O reparador respondeu publicamente: “O proprietário de um iPhone não é autônomo na decisão de onde reparar os equipamentos que possui? […] Neste mundo tão saturado de lixo eletrônico, oferecer uma alternativa para dar vida a um aparelho e evitar que ele seja jogado no lixo e polua é errado?”, expressou em suas redes.
Becerra esclareceu que há muito deixou de usar a imagem da Apple, que não se passava por um serviço autorizado e que não deixaria de fazer o seu trabalho. A briga do colombiano com a gigante tecnológica destacou a demora do país em regulamentar o direito à reparação.
Estados Unidos e Europa já enfrentam a obsolescência programada, técnicas que alguns fabricantes utilizam para limitar a vida útil dos produtos. O presidente norte-americano, Joe Biden, assinou uma ordem executiva em meados de 2021 para exigir que empresas de tecnologia como a Apple disponibilizassem manuais, peças e ferramentas aos usuários para fazerem reparos. Nesse mesmo ano, a União Europeia ordenou a disponibilidade de peças sobressalentes durante 10 anos e planeja obrigar as empresas a realizar reparações diretamente ou através de terceiros.
“É uma questão de consumismo. Grandes fabricantes limitam a vida útil dos componentes para continuarem fabricando mais. No final quem perde é o usuário porque antes comprava um aparelho que durava 20 anos. Agora com o telefone eles pegam o 15 e já falam que o 14 é velho”, diz Becerra.
Uma iniciativa da senadora liberal Laura Fortich para proteger os direitos do consumidor poderia abrir caminho no Congresso colombiano. Se aprovada, a lei obrigaria os produtores e comerciantes a reportar a vida útil e a disponibilidade de peças sobressalentes para dispositivos eletrônicos. Também concederia poderes sancionatórios à Superintendência da Indústria e Comércio.
Além de proteger o bolso, a regulamentação é necessária para mitigar o impacto ambiental e prevenir riscos à saúde devido ao conteúdo de substâncias perigosas como o mercúrio. De acordo com o relatório Global E-waste Monitor 2020 das Nações Unidas, em 2019 foi alcançado o recorde mundial de geração de resíduos eletrônicos com 53,6 milhões de toneladas, um peso superior ao de todos os adultos na Europa. O relatório prevê que resíduos como ouro, prata, cobre, platina e outros materiais recuperáveis totalizarão 74 milhões de toneladas em 2030, duplicando em apenas 16 anos.

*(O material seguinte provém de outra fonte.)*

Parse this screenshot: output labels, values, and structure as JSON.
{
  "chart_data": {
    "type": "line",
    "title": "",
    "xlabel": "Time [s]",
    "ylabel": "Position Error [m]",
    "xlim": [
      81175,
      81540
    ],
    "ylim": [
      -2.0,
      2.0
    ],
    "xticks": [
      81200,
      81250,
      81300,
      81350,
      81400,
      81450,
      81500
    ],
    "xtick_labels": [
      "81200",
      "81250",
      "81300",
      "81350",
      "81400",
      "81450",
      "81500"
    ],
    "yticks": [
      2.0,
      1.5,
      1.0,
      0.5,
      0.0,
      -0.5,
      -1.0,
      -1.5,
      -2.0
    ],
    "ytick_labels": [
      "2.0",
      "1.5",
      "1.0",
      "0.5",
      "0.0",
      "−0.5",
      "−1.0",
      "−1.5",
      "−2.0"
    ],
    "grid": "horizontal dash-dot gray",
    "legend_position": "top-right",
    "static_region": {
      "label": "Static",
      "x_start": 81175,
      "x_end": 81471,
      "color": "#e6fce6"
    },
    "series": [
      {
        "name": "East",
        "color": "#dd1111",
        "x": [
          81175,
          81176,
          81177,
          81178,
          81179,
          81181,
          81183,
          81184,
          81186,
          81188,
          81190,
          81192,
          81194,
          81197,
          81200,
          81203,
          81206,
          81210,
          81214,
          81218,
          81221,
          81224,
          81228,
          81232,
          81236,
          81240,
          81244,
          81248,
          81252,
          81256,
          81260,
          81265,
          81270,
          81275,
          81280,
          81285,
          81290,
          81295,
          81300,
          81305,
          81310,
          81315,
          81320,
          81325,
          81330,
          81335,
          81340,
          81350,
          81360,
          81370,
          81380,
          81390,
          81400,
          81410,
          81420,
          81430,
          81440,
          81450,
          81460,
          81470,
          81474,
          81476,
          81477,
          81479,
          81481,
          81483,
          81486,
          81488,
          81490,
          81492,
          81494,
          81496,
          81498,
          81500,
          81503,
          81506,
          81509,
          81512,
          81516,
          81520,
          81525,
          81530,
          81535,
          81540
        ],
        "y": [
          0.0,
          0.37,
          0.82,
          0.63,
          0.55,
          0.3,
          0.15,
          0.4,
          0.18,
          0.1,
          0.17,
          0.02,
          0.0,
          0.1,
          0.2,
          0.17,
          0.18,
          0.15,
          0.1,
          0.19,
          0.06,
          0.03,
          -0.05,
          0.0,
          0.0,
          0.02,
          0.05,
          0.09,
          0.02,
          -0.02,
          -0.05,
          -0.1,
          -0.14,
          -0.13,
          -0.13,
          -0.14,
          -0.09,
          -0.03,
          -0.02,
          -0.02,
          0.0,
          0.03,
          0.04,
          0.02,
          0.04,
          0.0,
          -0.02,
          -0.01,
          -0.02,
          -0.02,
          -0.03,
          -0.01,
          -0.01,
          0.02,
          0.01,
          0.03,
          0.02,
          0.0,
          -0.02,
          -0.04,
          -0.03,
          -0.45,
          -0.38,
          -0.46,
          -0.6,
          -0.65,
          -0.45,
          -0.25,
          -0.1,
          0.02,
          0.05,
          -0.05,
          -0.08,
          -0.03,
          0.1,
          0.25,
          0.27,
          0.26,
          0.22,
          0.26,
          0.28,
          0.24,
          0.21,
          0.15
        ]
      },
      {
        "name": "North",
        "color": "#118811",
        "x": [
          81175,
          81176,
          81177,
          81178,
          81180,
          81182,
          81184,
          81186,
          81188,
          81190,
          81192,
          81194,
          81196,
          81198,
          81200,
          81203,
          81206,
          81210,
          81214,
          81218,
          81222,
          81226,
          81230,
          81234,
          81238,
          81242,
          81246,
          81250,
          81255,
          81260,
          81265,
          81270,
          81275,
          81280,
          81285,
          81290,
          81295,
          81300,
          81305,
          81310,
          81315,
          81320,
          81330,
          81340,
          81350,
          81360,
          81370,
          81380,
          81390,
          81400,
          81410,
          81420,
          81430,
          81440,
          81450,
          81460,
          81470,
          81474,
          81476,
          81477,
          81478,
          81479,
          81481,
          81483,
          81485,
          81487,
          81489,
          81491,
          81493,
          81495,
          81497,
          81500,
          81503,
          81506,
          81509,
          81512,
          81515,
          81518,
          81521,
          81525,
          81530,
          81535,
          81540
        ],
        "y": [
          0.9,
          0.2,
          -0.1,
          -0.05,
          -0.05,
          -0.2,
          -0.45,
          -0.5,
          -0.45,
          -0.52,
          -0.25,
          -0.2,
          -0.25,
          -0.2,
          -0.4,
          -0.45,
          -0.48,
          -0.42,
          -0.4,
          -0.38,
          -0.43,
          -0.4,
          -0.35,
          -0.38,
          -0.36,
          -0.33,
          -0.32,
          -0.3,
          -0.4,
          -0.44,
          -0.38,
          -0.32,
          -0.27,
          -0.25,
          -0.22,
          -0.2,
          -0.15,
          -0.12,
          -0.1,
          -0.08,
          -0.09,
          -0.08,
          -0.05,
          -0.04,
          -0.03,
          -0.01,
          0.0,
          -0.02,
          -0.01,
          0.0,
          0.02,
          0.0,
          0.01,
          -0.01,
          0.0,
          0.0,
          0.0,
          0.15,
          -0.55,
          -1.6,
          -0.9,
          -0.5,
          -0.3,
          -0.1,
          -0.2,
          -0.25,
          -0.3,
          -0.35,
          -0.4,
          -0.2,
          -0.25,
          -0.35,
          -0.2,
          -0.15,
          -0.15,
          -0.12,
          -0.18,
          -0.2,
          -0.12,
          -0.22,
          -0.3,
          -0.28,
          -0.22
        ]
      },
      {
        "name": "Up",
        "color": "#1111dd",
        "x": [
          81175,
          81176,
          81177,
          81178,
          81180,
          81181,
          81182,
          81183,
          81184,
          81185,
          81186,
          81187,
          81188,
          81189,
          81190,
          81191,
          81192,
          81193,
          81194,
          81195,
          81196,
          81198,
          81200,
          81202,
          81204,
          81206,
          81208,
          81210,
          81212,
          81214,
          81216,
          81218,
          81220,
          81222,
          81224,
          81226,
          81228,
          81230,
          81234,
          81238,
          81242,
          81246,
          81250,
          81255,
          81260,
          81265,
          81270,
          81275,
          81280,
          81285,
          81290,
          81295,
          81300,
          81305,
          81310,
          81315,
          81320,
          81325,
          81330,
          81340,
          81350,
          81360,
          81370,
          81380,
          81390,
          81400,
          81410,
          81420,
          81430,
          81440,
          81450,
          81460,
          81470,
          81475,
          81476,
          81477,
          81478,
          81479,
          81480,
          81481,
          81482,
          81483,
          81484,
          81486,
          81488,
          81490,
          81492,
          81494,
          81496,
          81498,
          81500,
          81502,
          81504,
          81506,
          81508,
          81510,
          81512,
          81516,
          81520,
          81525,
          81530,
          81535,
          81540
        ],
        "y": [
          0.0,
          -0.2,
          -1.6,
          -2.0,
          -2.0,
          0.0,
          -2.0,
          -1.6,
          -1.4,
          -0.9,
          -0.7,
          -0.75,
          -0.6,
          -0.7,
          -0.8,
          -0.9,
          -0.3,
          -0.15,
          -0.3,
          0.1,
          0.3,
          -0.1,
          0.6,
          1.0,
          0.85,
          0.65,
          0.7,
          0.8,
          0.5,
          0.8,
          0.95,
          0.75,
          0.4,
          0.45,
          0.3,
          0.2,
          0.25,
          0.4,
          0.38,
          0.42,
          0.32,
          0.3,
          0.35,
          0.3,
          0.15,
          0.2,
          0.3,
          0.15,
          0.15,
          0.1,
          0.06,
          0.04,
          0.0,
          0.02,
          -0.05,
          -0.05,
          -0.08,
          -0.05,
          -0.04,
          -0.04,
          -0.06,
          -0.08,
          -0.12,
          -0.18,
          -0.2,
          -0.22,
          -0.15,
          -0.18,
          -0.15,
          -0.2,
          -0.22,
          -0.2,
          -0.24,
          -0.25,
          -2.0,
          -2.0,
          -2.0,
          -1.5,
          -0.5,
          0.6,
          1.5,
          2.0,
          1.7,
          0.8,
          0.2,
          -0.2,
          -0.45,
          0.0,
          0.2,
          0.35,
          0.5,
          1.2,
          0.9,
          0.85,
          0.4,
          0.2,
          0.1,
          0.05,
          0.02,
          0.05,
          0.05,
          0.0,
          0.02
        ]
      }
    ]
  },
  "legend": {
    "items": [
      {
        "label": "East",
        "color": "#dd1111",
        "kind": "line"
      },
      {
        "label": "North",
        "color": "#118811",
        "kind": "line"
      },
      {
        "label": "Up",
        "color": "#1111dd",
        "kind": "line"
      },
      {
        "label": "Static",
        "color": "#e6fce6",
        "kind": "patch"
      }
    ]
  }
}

“Isto implica que são a categoria de resíduos domésticos que mais cresce em todo o mundo, impulsionados pelo aumento do consumo de equipamentos elétricos e eletrônicos, ciclos de vida mais curtos e poucas opções de reparação”, indica o estudo.
O professor de mudanças climáticas da Universidade Javeriana de Bogotá, Camilo Prieto, alerta que de todos os materiais extraídos, apenas 9% são recuperados anualmente, número associado à obsolescência planejada que exige maior demanda por componentes nas cadeias produtivas e que aumenta a pegada de carbono.
“Isso faz com que as pessoas exijam cada vez mais equipamentos, gerando pressão para uma maior demanda por mineração de metais e dispositivos de enorme impacto ambiental. É uma questão que o mundo deveria pensar como um grave problema ambiental”, afirma o especialista.
Depois de trocar cartas com representantes da Apple, nas quais Becerra propôs uma aliança para oferecer reparos de qualidade a milhares de usuários, o empresário agora poderá ter acesso a peças de reposição diretamente na Colômbia. Antes ele tinha que adquiri-las nos Estados Unidos, muitas vezes com restrições de importação, ou reaproveitá-las de outros equipamentos da mesma marca.
“Os eletrodomésticos que nossos pais ou avós tinham duravam muito tempo. Pelo menos me lembro que minha mãe tinha uma geladeira, e ela durou uns 30 anos. Agora estou casado há 15 anos e tive cerca de quatro geladeiras porque elas não duram. Não é conveniente para o fabricante ter um produto de longa duração, nem para o consumidor poder mantê-lo para vender mais”, lamenta Becerra.
El País contatou a empresa Baker McKenzie da Colômbia. O escritório informou que não está autorizado a comentar o caso.